Hacía tiempo que una película no me tocaba tanto la epidermis como ‘Lejos de ella’ (Away from Her), debut detrás de la cámara de la canadiense Sarah Polley, una cinta que el otro día emitió Sundance TV. Estrenada en 2007 y protagonizada por una impresionante Julie Christie, sin duda, en el mejor de los otoños posibles de su vida, y Gordon Pinsent, un actor canadiense curtido en la radio y la televisión que infunde una credibilidad tremenda a su personaje.

Son ambos un matrimonio que, tras varias décadas de convivencia, medio siglo, se topan de frente con el Alzheimer, ese mal endémico de nuestros días que difumina tanto la memoria, el único paraíso del que los seres humanos nunca deberíamos ser expulsados. La enfermedad se apodera de ella, un ser fascinante capaz de sobreponerse a las adversidades y avatares de la convivencia en el pasado con un voraz profesor universitario.
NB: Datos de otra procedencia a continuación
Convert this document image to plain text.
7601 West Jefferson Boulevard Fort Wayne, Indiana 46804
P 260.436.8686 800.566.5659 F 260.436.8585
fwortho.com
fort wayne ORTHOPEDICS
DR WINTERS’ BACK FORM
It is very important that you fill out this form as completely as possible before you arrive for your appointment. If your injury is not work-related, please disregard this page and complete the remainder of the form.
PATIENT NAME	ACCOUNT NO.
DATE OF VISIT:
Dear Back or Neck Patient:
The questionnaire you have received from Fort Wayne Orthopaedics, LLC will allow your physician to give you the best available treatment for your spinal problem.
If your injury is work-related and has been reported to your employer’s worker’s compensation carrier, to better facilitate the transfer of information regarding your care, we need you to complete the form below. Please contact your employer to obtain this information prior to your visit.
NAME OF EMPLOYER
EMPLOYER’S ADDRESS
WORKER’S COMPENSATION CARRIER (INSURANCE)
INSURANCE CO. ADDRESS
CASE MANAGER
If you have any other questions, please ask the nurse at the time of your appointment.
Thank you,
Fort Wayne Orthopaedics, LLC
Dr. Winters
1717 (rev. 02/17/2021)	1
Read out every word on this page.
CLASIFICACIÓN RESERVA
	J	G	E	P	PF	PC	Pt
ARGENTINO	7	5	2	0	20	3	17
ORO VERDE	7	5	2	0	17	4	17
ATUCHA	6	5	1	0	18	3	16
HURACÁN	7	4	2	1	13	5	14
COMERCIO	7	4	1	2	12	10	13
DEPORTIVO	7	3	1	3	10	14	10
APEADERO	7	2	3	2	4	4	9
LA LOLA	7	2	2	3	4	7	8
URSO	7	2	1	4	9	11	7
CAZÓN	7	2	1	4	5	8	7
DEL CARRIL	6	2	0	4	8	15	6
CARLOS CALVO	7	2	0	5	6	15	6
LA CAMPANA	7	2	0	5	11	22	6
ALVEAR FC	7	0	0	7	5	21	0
Contemplar la decrepitud del personaje de Fiona, al que da vida Julie Christie, resulta tan fascinante como el hecho de arrancar los pétalos a una flor, una circunstancia que nunca le privará de su auténtica belleza. Por esa interpretación optó desde su nominación a los Oscar de ese año y fue premiada con un Globo de Oro. Tampoco hay que perder de vista la actuación de otra grande de la pantalla: Olympia Dukakis.

Los compases de ‘Harvest Moon’, de Neil Young, son el complemento perfecto para una película donde la adaptación vital, la melancolía y también la poesía se entremezclan, en un drama de nuestro tiempo frente al que ninguno estamos inmunes. En ella todo tiene su simbolismo, desde la escogida música de su banda sonora hasta las flores amarillas que Fiona contempla con embeleso en una de las escenas. Sin duda, llegar a ser es mejor que ser.